Marks & Spencer has launched its new ecommerce site, having spent two years moving from its Amazon platform. Rebecca Thomson takes a look.

Marks & Spencer has certainly thought carefully about how it communicates its new website to customers. Visitors are greeted by huge, eye-catching images shouting about the site’s new credentials, and are taken through to an introductory page. A quick, minute long video gives us testimonies from M&S’s clutch of celebrities, including Twiggy and Rosie Huntington-Whiteley, as well as from customers.

The design is clear and the site looks clean, and on a large screen it looks impressive. On a smaller laptop screen, however, it doesn’t work so well. It looks good on a mobile screen, but doesn’t have the same PR material pushing its newness.

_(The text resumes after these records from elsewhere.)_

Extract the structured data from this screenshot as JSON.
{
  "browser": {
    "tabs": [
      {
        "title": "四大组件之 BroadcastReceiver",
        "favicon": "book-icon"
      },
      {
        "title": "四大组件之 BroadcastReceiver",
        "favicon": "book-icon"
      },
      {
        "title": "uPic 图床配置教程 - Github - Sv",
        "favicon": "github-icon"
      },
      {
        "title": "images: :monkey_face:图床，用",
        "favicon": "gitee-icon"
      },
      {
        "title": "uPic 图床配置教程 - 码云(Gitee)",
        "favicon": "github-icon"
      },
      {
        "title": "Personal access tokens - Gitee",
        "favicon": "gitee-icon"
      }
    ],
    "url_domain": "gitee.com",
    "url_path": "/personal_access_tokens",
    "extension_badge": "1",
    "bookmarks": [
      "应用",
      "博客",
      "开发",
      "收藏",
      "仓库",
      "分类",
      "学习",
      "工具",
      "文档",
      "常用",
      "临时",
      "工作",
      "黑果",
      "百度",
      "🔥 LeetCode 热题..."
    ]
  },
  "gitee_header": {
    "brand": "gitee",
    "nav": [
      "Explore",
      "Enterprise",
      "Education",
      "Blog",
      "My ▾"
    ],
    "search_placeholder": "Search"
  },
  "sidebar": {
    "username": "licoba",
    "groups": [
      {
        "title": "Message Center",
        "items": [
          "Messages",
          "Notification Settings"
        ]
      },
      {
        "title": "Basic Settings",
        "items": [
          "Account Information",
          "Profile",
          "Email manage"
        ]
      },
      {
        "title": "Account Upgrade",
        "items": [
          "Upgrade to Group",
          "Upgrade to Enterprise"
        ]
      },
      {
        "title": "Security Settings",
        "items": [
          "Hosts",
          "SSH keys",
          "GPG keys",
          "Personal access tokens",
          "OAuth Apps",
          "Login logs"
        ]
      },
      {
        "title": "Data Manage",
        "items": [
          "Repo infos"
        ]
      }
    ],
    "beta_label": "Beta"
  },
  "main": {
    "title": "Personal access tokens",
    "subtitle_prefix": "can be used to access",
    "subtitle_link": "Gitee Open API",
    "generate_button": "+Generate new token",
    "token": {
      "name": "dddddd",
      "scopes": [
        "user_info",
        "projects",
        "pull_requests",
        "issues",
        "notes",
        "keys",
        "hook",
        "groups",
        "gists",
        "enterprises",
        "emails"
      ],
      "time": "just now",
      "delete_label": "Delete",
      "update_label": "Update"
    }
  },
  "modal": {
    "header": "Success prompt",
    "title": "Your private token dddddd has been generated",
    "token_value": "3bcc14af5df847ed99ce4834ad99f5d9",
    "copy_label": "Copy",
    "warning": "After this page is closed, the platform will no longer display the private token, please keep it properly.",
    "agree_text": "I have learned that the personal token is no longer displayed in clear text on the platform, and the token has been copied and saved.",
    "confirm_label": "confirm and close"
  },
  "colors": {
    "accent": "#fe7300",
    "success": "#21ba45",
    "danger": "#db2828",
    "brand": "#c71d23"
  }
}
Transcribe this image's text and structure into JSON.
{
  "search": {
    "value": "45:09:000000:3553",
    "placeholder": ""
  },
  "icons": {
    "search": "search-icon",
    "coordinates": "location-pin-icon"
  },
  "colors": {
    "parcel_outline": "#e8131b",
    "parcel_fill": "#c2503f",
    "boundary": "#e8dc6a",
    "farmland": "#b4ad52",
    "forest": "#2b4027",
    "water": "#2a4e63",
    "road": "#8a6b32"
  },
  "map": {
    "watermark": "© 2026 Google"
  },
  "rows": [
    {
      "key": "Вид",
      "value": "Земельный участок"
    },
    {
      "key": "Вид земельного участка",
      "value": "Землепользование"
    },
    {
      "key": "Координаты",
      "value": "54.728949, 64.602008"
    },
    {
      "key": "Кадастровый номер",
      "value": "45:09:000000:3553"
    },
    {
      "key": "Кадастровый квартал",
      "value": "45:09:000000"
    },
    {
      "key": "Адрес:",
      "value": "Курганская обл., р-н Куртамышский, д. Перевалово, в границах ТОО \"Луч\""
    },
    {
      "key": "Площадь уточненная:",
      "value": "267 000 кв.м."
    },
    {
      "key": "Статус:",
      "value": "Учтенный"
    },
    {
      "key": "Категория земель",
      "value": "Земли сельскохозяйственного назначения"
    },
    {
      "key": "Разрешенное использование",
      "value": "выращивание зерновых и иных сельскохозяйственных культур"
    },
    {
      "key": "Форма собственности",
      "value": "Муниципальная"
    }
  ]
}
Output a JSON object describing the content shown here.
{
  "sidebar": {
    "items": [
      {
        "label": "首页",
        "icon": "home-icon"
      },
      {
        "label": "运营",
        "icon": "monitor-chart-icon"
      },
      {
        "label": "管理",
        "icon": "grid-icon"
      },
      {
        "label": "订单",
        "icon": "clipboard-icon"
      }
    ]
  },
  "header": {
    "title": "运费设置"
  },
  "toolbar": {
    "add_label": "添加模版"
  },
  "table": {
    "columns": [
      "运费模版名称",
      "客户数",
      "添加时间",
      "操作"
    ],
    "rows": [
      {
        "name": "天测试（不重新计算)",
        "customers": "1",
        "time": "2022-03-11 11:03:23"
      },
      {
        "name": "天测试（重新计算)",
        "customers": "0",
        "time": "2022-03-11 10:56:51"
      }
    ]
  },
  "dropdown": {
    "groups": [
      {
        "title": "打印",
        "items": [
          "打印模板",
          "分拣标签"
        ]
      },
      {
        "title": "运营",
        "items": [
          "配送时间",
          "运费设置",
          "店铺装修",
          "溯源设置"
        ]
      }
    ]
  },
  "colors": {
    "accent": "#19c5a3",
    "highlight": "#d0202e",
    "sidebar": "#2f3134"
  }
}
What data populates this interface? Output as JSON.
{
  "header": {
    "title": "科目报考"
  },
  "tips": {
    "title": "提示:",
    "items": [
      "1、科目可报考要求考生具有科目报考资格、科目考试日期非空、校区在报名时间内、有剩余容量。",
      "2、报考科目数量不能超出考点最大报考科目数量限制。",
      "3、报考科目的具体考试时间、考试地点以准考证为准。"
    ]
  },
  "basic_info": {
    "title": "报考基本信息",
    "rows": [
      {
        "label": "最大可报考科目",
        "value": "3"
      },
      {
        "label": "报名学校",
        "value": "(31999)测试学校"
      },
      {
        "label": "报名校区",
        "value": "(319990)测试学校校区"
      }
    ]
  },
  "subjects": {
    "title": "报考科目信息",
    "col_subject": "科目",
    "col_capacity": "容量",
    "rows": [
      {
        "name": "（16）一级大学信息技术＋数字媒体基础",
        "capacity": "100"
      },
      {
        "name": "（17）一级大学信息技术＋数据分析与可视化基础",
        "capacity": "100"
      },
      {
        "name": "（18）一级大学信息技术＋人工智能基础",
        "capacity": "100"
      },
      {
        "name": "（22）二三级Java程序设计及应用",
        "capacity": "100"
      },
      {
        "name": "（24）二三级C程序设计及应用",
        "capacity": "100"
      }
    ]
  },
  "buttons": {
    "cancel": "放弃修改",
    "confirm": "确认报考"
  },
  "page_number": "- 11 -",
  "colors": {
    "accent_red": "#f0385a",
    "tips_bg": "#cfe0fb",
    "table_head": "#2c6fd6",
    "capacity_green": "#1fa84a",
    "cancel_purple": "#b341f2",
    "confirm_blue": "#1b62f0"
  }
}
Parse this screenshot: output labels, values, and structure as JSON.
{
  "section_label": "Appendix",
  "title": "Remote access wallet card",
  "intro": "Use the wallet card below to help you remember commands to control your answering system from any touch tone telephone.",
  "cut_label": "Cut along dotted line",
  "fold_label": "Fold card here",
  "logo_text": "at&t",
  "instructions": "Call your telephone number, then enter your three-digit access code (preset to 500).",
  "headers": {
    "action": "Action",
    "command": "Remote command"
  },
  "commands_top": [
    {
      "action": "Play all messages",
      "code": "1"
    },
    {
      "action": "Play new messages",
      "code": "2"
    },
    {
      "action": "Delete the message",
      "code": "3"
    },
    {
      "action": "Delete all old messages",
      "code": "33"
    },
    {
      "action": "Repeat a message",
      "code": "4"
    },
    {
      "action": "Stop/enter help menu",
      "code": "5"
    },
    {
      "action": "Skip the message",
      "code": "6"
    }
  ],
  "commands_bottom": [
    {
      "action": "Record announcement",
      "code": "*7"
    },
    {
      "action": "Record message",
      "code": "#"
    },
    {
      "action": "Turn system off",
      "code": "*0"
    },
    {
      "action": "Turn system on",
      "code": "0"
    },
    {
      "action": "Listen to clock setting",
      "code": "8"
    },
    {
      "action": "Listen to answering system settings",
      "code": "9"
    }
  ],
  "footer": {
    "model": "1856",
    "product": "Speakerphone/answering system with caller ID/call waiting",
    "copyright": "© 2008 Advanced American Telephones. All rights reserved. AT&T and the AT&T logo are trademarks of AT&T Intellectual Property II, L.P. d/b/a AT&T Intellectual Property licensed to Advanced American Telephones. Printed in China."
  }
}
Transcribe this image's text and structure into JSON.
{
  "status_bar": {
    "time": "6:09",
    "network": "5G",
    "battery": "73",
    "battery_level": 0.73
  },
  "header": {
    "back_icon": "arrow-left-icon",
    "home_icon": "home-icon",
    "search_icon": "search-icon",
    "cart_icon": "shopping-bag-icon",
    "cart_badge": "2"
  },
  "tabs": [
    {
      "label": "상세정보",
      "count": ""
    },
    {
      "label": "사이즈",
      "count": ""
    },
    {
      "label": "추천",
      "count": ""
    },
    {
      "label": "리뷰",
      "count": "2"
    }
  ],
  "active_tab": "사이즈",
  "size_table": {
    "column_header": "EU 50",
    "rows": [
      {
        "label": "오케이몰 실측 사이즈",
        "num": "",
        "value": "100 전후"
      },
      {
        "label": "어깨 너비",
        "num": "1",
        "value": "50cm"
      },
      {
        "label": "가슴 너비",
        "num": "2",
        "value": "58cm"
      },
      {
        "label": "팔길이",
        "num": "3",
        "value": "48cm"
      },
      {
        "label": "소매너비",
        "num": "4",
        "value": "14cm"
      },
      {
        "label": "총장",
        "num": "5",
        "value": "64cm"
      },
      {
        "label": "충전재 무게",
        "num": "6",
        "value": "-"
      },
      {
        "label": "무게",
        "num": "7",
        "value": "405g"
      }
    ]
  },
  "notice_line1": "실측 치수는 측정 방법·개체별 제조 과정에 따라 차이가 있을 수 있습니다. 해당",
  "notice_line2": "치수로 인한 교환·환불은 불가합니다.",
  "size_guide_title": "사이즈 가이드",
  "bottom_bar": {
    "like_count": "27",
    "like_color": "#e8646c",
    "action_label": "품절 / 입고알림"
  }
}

The retailer has followed in the footsteps of Asos and Net-a-Porter by going for more of an editorial feel, meaning the site provides much more than a functional place to go shopping. Its Style and Living section is clearly designed to inspire, but it’s also easy to find product pages quickly if speed is of the essence. In the food section there are recipes, and the beauty section shows off its increasingly impressive selection of skincare brands nicely.

There is clearly a gap in the market for this sort of well-designed, editorially led content for M&S’s core older shoppers, but it will need to avoid competing too directly with the likes of Asos – these sites cater too well for their audiences for it to be easy for M&S to muscle in.